Posted by: GW | May 3, 2008 9:04 AM
More importantly, if you don't mind my saying so, " GW ", that great state survived Katrina and the criminal negligence of the crew of Bush's Department of Homeland (In)Security and its bureaucratic bunglers!! It sounds to me like this Governor has mastered the Republican game, quite well: Tell the voters what they want to hear, not the truth and the hard choices that we must make!! I hope Senator McCain, to pay off an old debt, doesn't bring Charles Keating out of mothballs, for his choice of V.P.!!
SUPPORT OUR TROOPS, BRING THEM HOME, ALIVE. NOW.
Posted by: Don Fitzgerald, Chicago | May 3, 2008 10:53 AM
* * * * *
Posted by: Don Fitzgerald, Chicago | May 3, 2008 10:53 AM
There he goes again: Don the resident Democrat raving propagandist.
Don forgot to mention former Governor Blanco, Ray Nagin and their Democrat legions among "bureaucratic bunglers" and those guilty of "criminal negligence" in handling the aftermath of Katrina.
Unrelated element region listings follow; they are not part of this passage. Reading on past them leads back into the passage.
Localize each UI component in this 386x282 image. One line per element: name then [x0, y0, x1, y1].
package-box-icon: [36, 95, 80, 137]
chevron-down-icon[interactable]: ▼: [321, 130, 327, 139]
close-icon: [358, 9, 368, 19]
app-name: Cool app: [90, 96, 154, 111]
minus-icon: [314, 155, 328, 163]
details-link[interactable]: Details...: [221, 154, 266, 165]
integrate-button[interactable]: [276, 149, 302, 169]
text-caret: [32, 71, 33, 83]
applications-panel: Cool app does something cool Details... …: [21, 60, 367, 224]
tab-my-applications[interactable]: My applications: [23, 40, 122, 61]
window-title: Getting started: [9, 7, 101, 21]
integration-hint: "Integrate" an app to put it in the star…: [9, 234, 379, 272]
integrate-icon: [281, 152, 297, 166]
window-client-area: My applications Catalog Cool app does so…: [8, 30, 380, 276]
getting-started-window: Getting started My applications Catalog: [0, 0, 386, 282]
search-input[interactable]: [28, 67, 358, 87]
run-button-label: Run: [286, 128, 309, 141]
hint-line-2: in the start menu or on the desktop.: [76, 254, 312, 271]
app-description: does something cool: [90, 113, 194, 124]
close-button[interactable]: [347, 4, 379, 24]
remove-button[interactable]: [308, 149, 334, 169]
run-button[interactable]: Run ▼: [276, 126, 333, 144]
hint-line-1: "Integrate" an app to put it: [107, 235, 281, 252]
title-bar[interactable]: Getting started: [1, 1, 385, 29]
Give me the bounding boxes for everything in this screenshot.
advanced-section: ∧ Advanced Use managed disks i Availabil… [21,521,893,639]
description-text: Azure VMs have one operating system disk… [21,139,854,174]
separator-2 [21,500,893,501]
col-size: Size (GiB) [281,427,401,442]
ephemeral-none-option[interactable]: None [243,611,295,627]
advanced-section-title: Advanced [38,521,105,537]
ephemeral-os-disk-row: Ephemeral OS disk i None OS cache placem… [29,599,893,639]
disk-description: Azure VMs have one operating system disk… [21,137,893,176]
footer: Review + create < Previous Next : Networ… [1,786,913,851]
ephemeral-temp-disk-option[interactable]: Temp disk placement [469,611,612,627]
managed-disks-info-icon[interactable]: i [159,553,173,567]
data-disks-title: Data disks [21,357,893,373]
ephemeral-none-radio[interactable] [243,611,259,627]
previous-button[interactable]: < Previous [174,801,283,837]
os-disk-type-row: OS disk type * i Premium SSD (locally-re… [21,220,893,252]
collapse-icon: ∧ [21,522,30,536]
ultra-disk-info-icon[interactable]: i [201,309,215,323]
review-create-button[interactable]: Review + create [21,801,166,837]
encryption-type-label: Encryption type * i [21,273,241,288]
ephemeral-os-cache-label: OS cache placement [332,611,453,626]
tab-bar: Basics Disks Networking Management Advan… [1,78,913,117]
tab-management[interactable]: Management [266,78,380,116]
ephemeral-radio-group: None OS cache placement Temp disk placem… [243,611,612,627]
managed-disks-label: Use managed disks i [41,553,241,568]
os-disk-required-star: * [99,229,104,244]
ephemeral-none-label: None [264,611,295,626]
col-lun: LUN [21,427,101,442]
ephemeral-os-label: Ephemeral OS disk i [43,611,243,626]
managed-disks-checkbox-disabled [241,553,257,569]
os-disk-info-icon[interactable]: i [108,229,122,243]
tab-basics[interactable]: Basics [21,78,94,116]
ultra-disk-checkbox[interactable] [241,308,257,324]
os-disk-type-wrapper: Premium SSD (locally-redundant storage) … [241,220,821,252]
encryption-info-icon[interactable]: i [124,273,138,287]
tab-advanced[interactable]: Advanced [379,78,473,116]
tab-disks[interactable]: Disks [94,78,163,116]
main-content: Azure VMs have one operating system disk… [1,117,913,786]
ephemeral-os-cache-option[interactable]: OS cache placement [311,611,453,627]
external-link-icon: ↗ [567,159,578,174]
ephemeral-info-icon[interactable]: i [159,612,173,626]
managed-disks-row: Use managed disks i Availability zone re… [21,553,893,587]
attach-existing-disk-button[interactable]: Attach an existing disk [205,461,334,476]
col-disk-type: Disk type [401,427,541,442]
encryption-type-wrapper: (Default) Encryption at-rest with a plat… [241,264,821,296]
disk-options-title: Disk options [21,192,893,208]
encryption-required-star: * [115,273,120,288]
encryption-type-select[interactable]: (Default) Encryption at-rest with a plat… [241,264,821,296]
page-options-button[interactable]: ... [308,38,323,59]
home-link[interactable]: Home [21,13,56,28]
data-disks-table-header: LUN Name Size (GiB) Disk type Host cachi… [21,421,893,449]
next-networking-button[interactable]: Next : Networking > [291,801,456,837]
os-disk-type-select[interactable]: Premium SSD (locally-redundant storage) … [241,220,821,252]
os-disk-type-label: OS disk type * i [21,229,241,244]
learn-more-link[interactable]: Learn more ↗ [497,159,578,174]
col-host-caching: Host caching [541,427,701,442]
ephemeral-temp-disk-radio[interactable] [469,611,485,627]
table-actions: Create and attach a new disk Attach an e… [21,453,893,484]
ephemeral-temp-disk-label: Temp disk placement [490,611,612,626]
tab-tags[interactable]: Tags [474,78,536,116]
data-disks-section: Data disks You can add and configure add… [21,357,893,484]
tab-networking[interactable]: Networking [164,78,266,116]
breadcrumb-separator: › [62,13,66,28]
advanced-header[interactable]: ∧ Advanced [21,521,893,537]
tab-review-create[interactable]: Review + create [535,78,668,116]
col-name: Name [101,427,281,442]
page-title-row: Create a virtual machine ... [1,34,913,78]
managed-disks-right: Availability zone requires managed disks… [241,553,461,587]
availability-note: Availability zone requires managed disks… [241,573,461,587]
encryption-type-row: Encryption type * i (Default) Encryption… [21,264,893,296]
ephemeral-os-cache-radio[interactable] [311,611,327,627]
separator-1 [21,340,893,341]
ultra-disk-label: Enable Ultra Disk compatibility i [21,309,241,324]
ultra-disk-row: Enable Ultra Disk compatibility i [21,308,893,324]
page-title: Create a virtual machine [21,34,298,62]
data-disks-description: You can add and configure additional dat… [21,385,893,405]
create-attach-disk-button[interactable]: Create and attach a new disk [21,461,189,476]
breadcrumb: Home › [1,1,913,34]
Don also elected to slam Governor Jindal without a single shred of evidence that Jindal has ever done anything wrong, that he isn't as competent or trustworthy as the People of Louisiana seem to think, or that he doesn't have the interest of Louisiana’s citizens at heart. Don forgot, I guess, that the People of Louisiana elected him to the office of Governor after Katrina, and that they chose Jindal over a Democrat. Maybe it didn't dawn on Don that the People of Louisiana might know something more than him about the man.
And then Don comes up with this crazy notion that it might be possible for McCain to select as his running mate a man who stands convicted of bankruptcy fraud. Only loony left, kool-aid drinking Don could possibly think Republicans are that stupid. And, of course, in mentioning Charles Keating, Don completely fails to mention that McCain was essentially exonerated by the Senate ethics panel, unlike the other four DEMOCRATS involved in that scandal.
Way to go, Don. Little Joey Goebbels would have been proud of this effort.